Орам пытался незаметно, уголком глаза, следить за фигурой Исуса на картине, чтобы улавливать неуловимые изменения в ее положении и как бы, в некотором смысле, оживлении. Последнее могло, конечно, объясняться неровностью полусвета и игрой светотени, которая появляется в помещении, когда на улице еще ранние сумерки и почти светло, а в комнате уже наблюдается растворение последнего света в зыби оседающей мглы.
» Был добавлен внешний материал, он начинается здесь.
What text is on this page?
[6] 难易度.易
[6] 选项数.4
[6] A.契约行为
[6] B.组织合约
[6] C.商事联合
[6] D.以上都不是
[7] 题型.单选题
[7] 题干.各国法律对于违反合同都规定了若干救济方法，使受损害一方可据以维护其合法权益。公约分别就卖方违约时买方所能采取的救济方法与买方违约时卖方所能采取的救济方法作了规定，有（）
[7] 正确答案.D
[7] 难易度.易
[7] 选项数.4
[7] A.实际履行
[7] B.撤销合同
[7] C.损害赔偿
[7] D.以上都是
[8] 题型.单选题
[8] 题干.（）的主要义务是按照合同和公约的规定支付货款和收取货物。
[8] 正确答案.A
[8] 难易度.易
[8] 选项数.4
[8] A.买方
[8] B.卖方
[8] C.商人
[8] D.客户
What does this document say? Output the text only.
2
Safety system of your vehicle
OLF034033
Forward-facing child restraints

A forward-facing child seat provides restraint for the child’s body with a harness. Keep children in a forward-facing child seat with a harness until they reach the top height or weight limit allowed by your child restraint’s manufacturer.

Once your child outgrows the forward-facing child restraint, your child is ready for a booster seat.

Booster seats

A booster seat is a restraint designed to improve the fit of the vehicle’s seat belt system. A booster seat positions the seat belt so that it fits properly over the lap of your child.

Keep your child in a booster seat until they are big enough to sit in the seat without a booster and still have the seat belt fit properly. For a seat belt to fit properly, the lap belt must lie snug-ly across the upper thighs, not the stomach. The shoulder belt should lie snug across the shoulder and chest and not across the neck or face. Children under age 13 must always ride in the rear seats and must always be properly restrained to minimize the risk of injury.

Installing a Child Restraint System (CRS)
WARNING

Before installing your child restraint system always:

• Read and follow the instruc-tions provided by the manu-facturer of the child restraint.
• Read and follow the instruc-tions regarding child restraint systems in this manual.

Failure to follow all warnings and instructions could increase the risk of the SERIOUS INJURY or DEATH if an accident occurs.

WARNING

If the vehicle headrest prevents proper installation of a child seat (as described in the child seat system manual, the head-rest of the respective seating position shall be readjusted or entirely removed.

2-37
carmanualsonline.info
Орам присел на полувольтеровское кресло, полагающееся каждому из обитателей Юродома и пригвоздился глазами к железной решетке окна, выходящего в безлюдный переулок. Сколько времени он там просидел и который был сейчас час, он не помнил, но ощущение какого-то изменения в комнате, словно присутствие какой-то ему неведомой силы, кого-то, - хотя он никого пока не видел, - до того настойчиво овладевало им, что он встал и начал пристально вглядываться сквозь полутьму палаты в направлении фрески. Фреска тонула во мраке, но перед ней что-то словно маячило в виде вертикально поставленного длинного блика, пока еще не принимая определенных очертаний. Орам взял машинально со стола продолговатый предмет и также машинально положил его обратно, с легким броском, чтобы услышать какой-нибудь звук. Он вслушивался, пока звук не отзвучал. В отдалении зазвонили колокола. Сперва звоны доносились как-то одиноко, то с одного, то с другого края Москвы. Но вскоре колокола стали переговариваться меж собой вполголоса, как бы стесняясь сумерек, в ожидании света уличных фонарей или сверкания звезд на ночном небе.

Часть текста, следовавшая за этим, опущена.